I used to do a lot of samples too, but I never found that they brought me any sales at all. I think people appreciate them becaue they were free. Now, when someone buys a single bar of soap to try, they will often come back buy many, many more...for themselves, friends, etc.


----------



## a4patch (Oct 7, 2009)

At the market, samples sell a lot of soap for us. I have people come back every week to buy soap from samples. I hand out about 150 (more or less) each week and our market gets about 1000 people. (most are regulars and I do not give them samples) Our samples are 0.1 of an oz and sometimes I give them two pieces! They walk around with it in their hand. I watch them smell it. I do not hand out any dark soap samples because they look like fudge.

I think it makes them feel compelled to listen to my speech. Sometimes folks will say No Thanks, but not very often.

Are sales are MUCH less when we do not hand out samples.


----------



## a4patch (Oct 7, 2009)

oh, our samples are from the ends of our logs. (I line our molds with plastic, so the ends have ugly wrinkles)

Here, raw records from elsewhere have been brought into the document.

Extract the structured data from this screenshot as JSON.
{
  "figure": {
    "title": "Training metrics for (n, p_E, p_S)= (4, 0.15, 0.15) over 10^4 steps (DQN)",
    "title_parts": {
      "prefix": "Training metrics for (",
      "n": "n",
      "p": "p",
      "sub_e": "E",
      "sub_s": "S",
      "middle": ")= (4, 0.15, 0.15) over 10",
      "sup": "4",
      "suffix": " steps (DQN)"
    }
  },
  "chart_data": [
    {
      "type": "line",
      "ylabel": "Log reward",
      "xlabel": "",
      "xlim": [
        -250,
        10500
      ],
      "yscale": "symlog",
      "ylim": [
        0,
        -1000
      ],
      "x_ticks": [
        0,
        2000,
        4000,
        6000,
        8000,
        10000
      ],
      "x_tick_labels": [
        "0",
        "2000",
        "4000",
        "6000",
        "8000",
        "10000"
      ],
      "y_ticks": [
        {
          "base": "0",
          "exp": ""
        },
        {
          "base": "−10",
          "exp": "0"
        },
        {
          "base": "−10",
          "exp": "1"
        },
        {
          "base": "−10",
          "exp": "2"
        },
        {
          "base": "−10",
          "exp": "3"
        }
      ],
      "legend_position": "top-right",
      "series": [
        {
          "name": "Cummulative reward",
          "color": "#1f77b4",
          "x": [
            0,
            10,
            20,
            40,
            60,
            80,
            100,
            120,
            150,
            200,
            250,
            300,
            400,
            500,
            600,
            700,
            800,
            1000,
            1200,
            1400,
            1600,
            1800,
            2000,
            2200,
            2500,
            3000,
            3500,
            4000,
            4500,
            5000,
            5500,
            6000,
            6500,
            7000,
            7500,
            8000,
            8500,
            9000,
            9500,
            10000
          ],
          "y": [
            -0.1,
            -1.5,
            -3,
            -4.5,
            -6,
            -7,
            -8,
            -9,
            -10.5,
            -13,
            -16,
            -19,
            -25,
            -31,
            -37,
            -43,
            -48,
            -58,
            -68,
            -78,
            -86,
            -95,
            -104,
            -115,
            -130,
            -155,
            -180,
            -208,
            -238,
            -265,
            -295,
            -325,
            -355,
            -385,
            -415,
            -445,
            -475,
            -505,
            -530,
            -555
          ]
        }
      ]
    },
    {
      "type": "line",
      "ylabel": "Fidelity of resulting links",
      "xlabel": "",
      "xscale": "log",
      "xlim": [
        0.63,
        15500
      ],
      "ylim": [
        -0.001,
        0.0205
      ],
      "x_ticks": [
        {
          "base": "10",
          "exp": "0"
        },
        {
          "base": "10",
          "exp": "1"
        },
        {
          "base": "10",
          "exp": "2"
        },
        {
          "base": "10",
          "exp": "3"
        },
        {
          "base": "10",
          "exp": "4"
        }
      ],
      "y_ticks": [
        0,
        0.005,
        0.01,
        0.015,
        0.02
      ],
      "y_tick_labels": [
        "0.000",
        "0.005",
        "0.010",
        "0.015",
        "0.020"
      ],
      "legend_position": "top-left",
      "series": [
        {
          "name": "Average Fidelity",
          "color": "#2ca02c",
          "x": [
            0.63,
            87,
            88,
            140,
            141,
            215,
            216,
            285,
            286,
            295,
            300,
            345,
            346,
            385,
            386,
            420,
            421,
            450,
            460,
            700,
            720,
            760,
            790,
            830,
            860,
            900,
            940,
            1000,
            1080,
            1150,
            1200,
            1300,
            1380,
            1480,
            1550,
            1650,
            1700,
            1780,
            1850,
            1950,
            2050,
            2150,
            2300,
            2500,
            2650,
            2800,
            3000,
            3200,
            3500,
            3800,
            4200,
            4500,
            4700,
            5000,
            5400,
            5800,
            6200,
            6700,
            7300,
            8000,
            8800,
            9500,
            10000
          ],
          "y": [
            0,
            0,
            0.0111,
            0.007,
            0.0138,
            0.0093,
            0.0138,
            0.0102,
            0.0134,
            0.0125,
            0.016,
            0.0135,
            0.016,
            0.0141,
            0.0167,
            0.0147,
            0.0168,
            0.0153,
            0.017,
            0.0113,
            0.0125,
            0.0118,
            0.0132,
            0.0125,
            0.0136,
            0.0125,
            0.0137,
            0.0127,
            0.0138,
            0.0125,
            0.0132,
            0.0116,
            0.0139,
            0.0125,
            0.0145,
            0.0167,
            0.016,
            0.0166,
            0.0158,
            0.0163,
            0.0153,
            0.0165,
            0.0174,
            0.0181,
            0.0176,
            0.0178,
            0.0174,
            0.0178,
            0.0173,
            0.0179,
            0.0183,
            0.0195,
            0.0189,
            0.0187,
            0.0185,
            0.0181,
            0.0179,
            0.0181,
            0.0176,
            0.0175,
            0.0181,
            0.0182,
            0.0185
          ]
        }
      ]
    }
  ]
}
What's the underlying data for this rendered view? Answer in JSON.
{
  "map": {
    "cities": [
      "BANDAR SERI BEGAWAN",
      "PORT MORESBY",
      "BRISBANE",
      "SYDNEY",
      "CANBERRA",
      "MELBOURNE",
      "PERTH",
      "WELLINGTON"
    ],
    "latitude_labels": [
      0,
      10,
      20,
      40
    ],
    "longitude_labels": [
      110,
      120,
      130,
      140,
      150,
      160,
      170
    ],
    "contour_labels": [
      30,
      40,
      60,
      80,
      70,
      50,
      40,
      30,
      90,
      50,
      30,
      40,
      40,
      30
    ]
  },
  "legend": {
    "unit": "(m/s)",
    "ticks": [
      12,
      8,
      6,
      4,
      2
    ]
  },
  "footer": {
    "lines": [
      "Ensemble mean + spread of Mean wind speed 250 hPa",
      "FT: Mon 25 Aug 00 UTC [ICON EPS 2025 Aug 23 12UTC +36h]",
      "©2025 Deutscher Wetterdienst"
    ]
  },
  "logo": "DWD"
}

We cut down underweight bars to a pretty square to sell as a "gift soap" and the end piece (from turning it from a rectangle into a square) from that gift soap are cut into small pieces for samples. So, our samples are not soaps that had potential to make me money (unless i shredded them and rebatched some how.


----------



## [email protected] (Sep 18, 2008)

I've been doing TONS of samples. :/
I do round soaps (3") and when I do a batch, the bottom of the bucket gets poured into a 1" pvc and cut into 1/2 inch, .5oz mini bars (I usually get 15-20 out of a double WM batch). These are put into small poly bags with the appropriate soap label stapled to it. They get handed out when I go out looking for wholesale accounts.
At FM and shows, I just chunk up some of my 'ugly' soap and put in the poly bags with a business card stapled to it. I figure my whole line of soaps is on the table for them to see what the 'actual' product looks like. I also keep them 'behind' the table and only hand them out to 'hesitant' buyers or add them to a purchase.
Today I am mailing out brochures along with a small round sample to area B&Bs.


----------